I feel overwhelmed. I have pasture land in Kansas that I need to walk, looking for musk thistles. I have taxes to file. I have decisions that have to be made. Where is home? Where will be home for us in the future?
For the first time since leaving my parents' home in Kentucky, I realize with 100% certainty that my home is not there. It is not in Kentucky. I found myself yearning for Wichita Falls, for my home, my dog and cat, my friends, my warm comfy bed.
But what about Kansas? It's where Mark wanted us to be. It's where our sons' heritage is. They are the only representatives of the next generation of Howells, for land that's been in this family for over 100 years. It is the land he loved. And, since I loved him so much, I love it, too. His mom's moved from the homeplace into a duplex in town. What will become of the farm? It worries me. I cannot take care of two homes in two states.
All of these questions and possible scenarios play through my head, and this past week, it has ruled my life. I pray for wisdom and discernment as the situations work themselves out. I'm at a loss; God will be very busy helping me in the days, weeks, and months to come.
This I do know for sure....Wichita Falls Texas never looked as good to me as it did last evening, right around 5:30 p.m. As we rounded Henry Grace Freeway and started the westward trek on Southwest Parkway, heading toward the Howell Four Sixes Ranch, all three of us perked up just a little. This, friends, is our home for now.

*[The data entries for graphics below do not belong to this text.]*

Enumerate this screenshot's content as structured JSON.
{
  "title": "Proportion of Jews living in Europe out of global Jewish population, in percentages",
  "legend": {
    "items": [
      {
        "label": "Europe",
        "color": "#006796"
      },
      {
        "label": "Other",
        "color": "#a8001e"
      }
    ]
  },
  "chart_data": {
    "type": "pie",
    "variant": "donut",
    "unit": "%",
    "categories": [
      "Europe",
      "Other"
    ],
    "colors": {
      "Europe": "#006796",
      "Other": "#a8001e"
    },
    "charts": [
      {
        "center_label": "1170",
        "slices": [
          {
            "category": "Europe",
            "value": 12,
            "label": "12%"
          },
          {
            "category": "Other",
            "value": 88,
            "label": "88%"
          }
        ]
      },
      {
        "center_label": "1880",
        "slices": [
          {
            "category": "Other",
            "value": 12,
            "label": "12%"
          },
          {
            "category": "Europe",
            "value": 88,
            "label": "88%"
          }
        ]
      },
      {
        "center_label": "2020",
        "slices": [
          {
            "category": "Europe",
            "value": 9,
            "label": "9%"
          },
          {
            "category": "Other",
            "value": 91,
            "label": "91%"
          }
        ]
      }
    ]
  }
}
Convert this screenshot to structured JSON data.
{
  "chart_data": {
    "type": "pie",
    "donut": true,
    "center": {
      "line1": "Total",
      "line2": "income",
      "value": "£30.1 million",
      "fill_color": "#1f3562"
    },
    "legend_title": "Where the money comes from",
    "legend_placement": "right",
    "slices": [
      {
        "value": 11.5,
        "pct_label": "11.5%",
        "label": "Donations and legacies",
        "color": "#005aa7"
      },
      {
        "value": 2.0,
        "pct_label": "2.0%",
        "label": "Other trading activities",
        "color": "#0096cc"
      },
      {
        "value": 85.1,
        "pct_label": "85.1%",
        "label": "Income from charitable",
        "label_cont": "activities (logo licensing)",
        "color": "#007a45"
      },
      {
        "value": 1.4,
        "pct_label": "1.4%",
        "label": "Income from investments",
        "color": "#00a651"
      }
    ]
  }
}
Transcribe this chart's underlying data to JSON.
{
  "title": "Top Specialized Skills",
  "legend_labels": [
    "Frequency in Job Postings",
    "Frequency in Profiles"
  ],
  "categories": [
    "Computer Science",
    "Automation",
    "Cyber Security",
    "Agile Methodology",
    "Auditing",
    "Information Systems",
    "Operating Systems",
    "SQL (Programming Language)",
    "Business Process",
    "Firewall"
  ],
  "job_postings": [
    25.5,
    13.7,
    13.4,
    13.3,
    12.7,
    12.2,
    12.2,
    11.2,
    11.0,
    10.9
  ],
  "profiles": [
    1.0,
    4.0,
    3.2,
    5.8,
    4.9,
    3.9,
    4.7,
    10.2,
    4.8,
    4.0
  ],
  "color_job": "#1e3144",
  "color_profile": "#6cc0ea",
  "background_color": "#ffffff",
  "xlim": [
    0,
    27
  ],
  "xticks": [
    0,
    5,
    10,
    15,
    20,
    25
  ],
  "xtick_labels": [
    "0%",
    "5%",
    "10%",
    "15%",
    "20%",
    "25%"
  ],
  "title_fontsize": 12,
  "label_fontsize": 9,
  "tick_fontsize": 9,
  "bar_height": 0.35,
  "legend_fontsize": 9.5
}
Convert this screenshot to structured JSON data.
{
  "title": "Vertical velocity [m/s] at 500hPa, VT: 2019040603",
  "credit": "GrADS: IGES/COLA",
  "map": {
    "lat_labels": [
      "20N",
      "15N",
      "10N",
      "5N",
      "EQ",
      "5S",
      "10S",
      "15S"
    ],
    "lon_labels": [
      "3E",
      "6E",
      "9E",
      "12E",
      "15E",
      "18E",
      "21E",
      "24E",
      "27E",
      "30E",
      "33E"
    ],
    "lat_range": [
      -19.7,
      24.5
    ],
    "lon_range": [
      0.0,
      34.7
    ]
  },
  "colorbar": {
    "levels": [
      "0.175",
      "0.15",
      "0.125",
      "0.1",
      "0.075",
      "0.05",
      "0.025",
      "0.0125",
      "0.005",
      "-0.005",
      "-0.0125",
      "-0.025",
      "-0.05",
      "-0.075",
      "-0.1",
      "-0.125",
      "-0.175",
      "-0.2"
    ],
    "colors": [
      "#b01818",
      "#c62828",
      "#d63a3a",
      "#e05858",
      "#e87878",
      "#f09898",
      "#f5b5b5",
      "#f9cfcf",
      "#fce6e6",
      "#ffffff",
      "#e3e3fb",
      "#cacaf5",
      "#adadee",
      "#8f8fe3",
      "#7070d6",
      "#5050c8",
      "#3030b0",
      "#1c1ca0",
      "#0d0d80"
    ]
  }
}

And as far as the future goes? Well, I just have to borrow the old line from the gospel song:
"Many things about tomorrow, I don't seem to understand. But I know Who holds tomorrow, and I know Who holds my hand."
Whatever God's plan is for me, for my sons, I will be open and willing to follow through. I want nothing more than to feel whole again, and move forward with great expectations. Life is short and I am ready to live.